Alongside Google‘s PageRank, keyword density is one of the most touted and important metrics involved in Search Engine Optimization (SEO) and Search Engine Marketing. Christopher Herg of TheSiteWizard calls it "[o]ne of the simplest ways to improve your site’s placement in the search engine results". Keyword density refers to the number of times a specific keyword appears on a webpage in relation to other words. Search Engine Marketers believe that a higher keyword density for carefully-selected keywords will result in a web page being listed in a higher position for those keywords. This belief leads to the act of ‘keyword spamming’ whereby a webmaster places a keyword on a page more often than would otherwise be necessary. Some webmasters go as far as to create entire pages which are nothing but a collection of keywords (doorway pages), in an attempt to draw the attention of search engine spiders. Google consider this problem so important, that they specifically noted it as a "Risk Factor" in their SEC filing as part of the lead-up to their imminent initial public offering (IPO) and listing on the NASDAQ
Wikipedia contains an extensive entry on keyword spamming (spamdexing) which includes details of some of the approaches taken by webmasters to affect their keyword density (hidden or invisible text, meta tag stuffing, hidden links etc) and discusses some related problems and implications of the practice. WebProNews.com even includes "[h]idden text and keywords" under a list of "[o]bjectives to avoid" when "optimizing your website for search engines." Keyword spamming is hardly a new problem for search engines, and yet it continues to be an issue when presenting fairly-weighted results for a user’s search.

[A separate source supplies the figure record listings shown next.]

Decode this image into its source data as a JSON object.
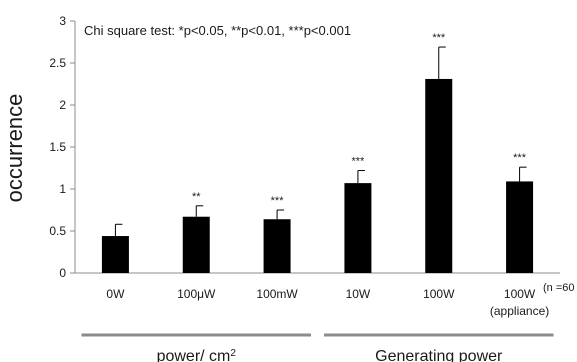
{
  "chart_data": {
    "type": "bar",
    "annotation": "Chi square test: *p<0.05, **p<0.01, ***p<0.001",
    "ylabel": "occurrence",
    "ylim": [
      0,
      3
    ],
    "yticks": [
      "0",
      "0.5",
      "1",
      "1.5",
      "2",
      "2.5",
      "3"
    ],
    "categories": [
      {
        "label": "0W",
        "sublabel": ""
      },
      {
        "label": "100μW",
        "sublabel": ""
      },
      {
        "label": "100mW",
        "sublabel": ""
      },
      {
        "label": "10W",
        "sublabel": ""
      },
      {
        "label": "100W",
        "sublabel": ""
      },
      {
        "label": "100W",
        "sublabel": "(appliance)"
      }
    ],
    "values": [
      0.44,
      0.67,
      0.64,
      1.07,
      2.31,
      1.09
    ],
    "errors": [
      0.14,
      0.13,
      0.11,
      0.15,
      0.38,
      0.17
    ],
    "significance": [
      "",
      "**",
      "***",
      "***",
      "***",
      "***"
    ],
    "sample_size": "(n =60",
    "groups": [
      {
        "label": "power/ cm",
        "superscript": "2",
        "categories": [
          0,
          1,
          2
        ]
      },
      {
        "label": "Generating power",
        "superscript": "",
        "categories": [
          3,
          4,
          5
        ]
      }
    ],
    "grid": false,
    "colors": {
      "bar": "#000000",
      "axis": "#8c8c8c",
      "group_line": "#8c8c8c",
      "text": "#1a1a1a"
    }
  }
}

Consider for a moment that you are a search engine spider; a piece of software which is sent out to scour the Web for new content and report back to your search engine on what you find, and how it should be ranked against certain keywords. Without reading and understanding the content of a page, how would you be able to tell that it shouldn’t have a certain keyword listed as many times as it does? Assuming you determined that there were ‘too many occurrences’ of a keyword, what would the punishment be? What if it was a simple case of the writing style of the author calling for the use of a word a number of times? Without being able to somehow determine that a page has used a keyword ‘too many times’, a search engine is likely to assume that the page is very heavily related to that term, and thus rank it well for searches containing that keyword.

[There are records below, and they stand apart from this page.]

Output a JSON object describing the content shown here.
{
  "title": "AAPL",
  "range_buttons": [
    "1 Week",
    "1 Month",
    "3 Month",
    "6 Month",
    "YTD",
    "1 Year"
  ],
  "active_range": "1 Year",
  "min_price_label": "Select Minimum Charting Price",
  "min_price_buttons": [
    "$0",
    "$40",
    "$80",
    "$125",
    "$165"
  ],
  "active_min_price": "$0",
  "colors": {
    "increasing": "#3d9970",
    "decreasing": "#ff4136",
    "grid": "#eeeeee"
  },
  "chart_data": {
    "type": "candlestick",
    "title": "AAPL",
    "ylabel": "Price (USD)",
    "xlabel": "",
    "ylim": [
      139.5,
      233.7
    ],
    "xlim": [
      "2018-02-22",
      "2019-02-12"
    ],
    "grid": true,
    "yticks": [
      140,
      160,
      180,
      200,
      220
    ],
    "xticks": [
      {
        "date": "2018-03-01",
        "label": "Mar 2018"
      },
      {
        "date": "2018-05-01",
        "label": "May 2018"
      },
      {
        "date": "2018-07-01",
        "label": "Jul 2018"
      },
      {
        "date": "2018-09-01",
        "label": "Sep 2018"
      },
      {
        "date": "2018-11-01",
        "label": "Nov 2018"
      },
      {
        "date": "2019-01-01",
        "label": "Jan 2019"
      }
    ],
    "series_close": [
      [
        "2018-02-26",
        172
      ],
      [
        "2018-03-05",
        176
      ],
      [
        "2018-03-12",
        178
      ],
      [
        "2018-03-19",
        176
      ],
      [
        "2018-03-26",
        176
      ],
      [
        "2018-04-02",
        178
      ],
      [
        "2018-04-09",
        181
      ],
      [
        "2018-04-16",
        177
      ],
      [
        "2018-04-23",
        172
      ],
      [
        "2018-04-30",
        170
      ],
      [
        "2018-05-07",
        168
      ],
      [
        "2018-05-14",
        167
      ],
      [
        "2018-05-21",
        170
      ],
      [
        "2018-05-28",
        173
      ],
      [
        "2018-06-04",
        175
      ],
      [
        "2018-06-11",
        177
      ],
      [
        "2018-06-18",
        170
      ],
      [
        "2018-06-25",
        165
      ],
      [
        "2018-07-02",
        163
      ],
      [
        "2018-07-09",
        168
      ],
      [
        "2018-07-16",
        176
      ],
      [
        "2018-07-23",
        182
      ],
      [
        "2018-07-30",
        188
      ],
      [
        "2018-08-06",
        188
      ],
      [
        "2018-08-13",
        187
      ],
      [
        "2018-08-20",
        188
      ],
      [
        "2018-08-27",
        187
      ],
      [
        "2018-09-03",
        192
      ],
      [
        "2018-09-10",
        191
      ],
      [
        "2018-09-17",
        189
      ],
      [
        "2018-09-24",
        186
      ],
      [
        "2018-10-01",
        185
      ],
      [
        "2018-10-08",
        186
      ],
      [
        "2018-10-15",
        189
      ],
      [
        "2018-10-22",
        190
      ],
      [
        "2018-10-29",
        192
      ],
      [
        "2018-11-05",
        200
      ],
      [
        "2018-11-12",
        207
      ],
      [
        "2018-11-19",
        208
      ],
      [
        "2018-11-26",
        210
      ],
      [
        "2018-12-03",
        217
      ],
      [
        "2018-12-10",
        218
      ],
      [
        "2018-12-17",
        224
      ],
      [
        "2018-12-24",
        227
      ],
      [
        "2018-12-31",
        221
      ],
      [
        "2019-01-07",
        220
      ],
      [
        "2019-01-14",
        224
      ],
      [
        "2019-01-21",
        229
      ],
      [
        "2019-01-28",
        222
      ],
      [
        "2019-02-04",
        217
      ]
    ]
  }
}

Evolving search ranking algorithms are getting better at detecting and punishing keyword spamming, but there is always going to have to be an acceptable level of keyword density, and no doubt people will figure out what it is. Webmasters eager for traffic will make sure that their pages are right on the line to avoid punishment while maximizing benefit. This is one of the problems which may just be part of the search engine scene whether we like it or not.